Ignorant que la défense de la langue arabe à vue aussi le jour au fin fond du Fouta contre ce que les Almamis appelaient à l’époque la langue des mécréants. A un moment où à un autre tous les fils du bled ont soutenu l’arabe, cependant non pas en tant que verbe uniquement, mais plutôt comme canal menant à la culture musulmane. Rien ne justifiait l’abandon des langues maternelles, car très tôt il était apparu pour ces populations de faire la différence nette entre la religion et l’arabité, ce qui n’est pas le cas dans le monde arabe ou la frontière est beaucoup plus floue. Ce qu’il faut alors c’est un compromis, un consensus. Et oui, pour construire une nation, il faut faire un pas vers l’autre, on aura tous à y gagner au finish. Ce n’est pas accepter la domination, mais c’est au contraire faire preuve de sagesse pour en sortir encore plus grand. Donc partant d’un dénominateur commun qu’est l’islam, ce patrimoine dont on est tous si fier et qui a émaillé tous nos mœurs, nos idéaux, notre philosophie ; nous pouvons choisir collectivement le vecteur commun le plus adapté : c’est naturellement l’arabe classique.

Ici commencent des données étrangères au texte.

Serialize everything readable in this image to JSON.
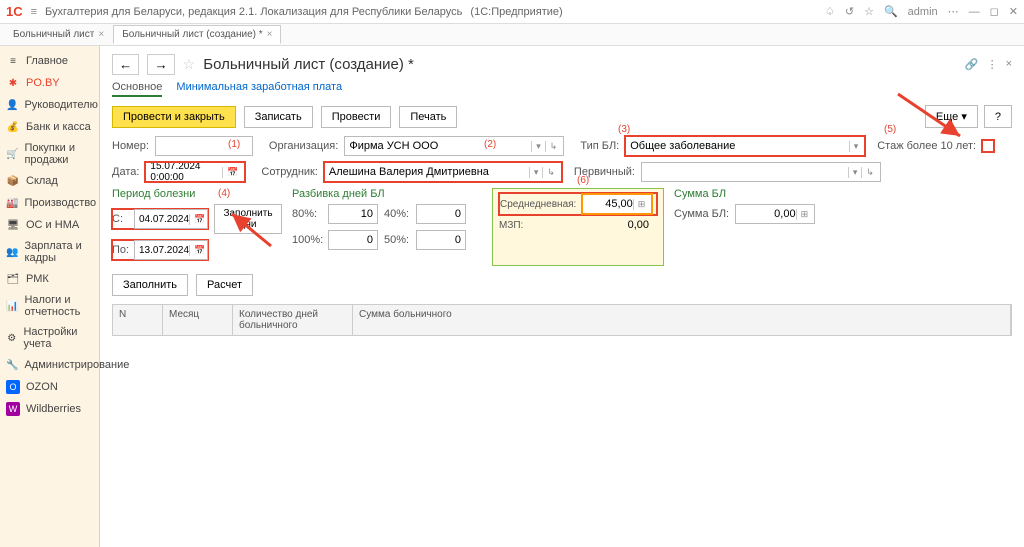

Cependant cette fois on y introduirait du vocabulaire Peulh, Wolof, Soninké, Hassanya (ce qui se fait déjà), mais aussi des termes techniques et scientifiques venant d’autres langues internationales. Cette entreprise verra la création de l’Académie Mauritanienne qui édifiera un dictionnaire national et se chargera de définir le pourcentage de chaque langue. Je vote déjà pour l’introduction des mots maro, diwline, mbourou (rire), des mots témoins d’une langue commune qu’on a ratée et qui se serait naturellement imposé si l’histoire s’était passée autrement dans notre pays. On ne peut changer l’Histoire, mais on peut construire l’Avenir. Cet essai vient bien entendu à l’heure d’un débat lancé sur l’éducation nationale. Cela passe par la définition de valeurs communes, d’une identité commune que nous aurons choisie et construite ensemble.
Le Mauritanien du 21ème siècle je le veux à la fois universel, ingénieux, humaniste, impliqué dans toutes les grandes œuvres entreprises dans le monde. Il faudra donc introduire et mettre l’accent sur les droits de l’homme, l’histoire de la pensée humaine, la technologie, les sciences fondamentales, la philosophie. Le but sera de former des mauritaniens qui pensent par eux même et qui créent pour eux même, plutôt que toujours vouloir ressembler ou suivre les autres dans un perpétuel complexe, ou de toujours demander de l’aide même pour des problèmes résolus depuis des siècles par d’autres nations. Cependant pour une meilleure éducation, il faut un environnement propice. Cela implique même des questions sur la réforme de la famille mauritanienne. Le chantier est immense, cependant réalisable. « Les problèmes du monde ne peuvent pas être résolus par les sceptiques ou les cyniques dont l’horizon est limité par les réalités évidentes. Nous avons besoin d’hommes capables d’imaginer ce qui n’a jamais existé (…) Le changement est la loi de la vie. Et ceux qui ne regardent que dans le passé ou le présent sont certains de rater le futur (…) L’esprit humain est notre ressource fondamentale » John Fitzgerald Kennedy.